佐和山の破壊(1)

佐和山城は慶長五年(一六〇〇)九月十八日、関ヶ原合戦の三日後に徳川の大軍に攻められ落城している。
このとき、山上にあった天守閣には火がかけられ、その焼ける火は大津あたりまで見えたというから、かなり激しく燃えたのであろう。
私もかつて本丸の直下で、火災によって焼けたと思われる瓦の破片を拾ったことがある。

この佐和山の地に次の領主として井伊直政が入ってきたのは関ヶ原合戦の翌年慶長六年(一六〇一)のことであった。

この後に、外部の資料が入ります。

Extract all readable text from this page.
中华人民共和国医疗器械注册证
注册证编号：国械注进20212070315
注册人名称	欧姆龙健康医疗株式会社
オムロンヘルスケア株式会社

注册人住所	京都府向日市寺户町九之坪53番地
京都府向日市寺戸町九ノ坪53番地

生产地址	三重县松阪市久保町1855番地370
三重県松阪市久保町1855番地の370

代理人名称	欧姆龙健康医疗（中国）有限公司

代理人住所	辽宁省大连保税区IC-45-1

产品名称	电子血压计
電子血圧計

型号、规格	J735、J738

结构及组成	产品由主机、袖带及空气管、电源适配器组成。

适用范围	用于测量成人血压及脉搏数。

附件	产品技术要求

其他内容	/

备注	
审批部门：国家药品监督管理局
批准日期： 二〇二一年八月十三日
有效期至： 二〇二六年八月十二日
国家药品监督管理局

 徳川四天王、家康の重臣中の重臣ともいうべき井伊直政が家康の命を受け佐和山に入ってきたのは、この地が極めて重要な地であることを何より示している。
 家康はこの佐和山、後の彦根の地を九州や中国地方にいる旧豊臣系大名、さらには大坂にいる豊臣秀頼などに睨みをきかせ、さらには京都の朝廷を監視する重要の地であると位置付け、そこに重臣の井伊直政を配したのである。

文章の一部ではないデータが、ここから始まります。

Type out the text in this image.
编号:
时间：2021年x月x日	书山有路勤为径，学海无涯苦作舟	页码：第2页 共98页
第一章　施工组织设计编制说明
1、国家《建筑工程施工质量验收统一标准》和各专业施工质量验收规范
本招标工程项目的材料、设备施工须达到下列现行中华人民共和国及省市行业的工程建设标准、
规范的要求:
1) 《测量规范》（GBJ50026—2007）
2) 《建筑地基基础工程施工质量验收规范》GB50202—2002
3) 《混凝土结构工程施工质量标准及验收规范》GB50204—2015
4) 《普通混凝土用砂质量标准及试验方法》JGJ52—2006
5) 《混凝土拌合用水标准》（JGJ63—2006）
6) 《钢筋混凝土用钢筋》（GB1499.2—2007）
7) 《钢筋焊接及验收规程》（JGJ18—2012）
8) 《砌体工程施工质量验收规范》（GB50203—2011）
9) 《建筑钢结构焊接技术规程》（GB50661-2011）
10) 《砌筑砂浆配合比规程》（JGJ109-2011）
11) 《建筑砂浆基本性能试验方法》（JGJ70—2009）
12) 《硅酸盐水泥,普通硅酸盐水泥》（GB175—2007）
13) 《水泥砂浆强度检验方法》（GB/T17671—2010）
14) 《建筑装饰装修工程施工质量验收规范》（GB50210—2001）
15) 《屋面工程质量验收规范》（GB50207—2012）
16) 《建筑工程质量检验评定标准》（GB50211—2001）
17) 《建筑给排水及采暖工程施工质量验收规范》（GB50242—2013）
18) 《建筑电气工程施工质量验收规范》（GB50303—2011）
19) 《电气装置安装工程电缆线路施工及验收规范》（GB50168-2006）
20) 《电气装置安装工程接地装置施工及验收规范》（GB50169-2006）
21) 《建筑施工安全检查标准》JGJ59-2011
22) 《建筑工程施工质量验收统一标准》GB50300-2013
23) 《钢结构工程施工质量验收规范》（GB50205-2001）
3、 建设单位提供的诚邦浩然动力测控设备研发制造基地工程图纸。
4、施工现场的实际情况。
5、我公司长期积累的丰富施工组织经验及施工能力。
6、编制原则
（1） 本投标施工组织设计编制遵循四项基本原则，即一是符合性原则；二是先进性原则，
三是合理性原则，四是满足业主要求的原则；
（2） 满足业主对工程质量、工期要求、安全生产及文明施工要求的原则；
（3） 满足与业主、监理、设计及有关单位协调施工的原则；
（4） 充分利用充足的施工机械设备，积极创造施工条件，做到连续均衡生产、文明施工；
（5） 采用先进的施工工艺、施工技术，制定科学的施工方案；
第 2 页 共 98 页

 だが、佐和山城は関ヶ原で徳川家康に立ち向かった西軍の事実上の首謀者である石田三成が築いた豪華絢爛な城であった。
 「なんと立派で美しい城よ。さすがは太閤様の側近第一の石田様のお城じゃ。」
 領民たちは、美しい佐和山城を日々見上げることで、豊臣政権の偉大さを粛々と感じていたことであろう。
 佐和山の山頂を中心に周囲を取り巻く高い石垣、さらには山頂にそびえる五重の天守閣と櫓、塀、門、それらは山下からみると実際以上に高く、美しく、また険しく見えたに違いない。
 しかも、山麓は内湖に囲まれ、そこに浮かぶ島には曲がりくねった橋がかかっていた。
 まさに、城は湖から浮き出たような宮殿のようで、その景観は例え様がないほど美しかったことであろう。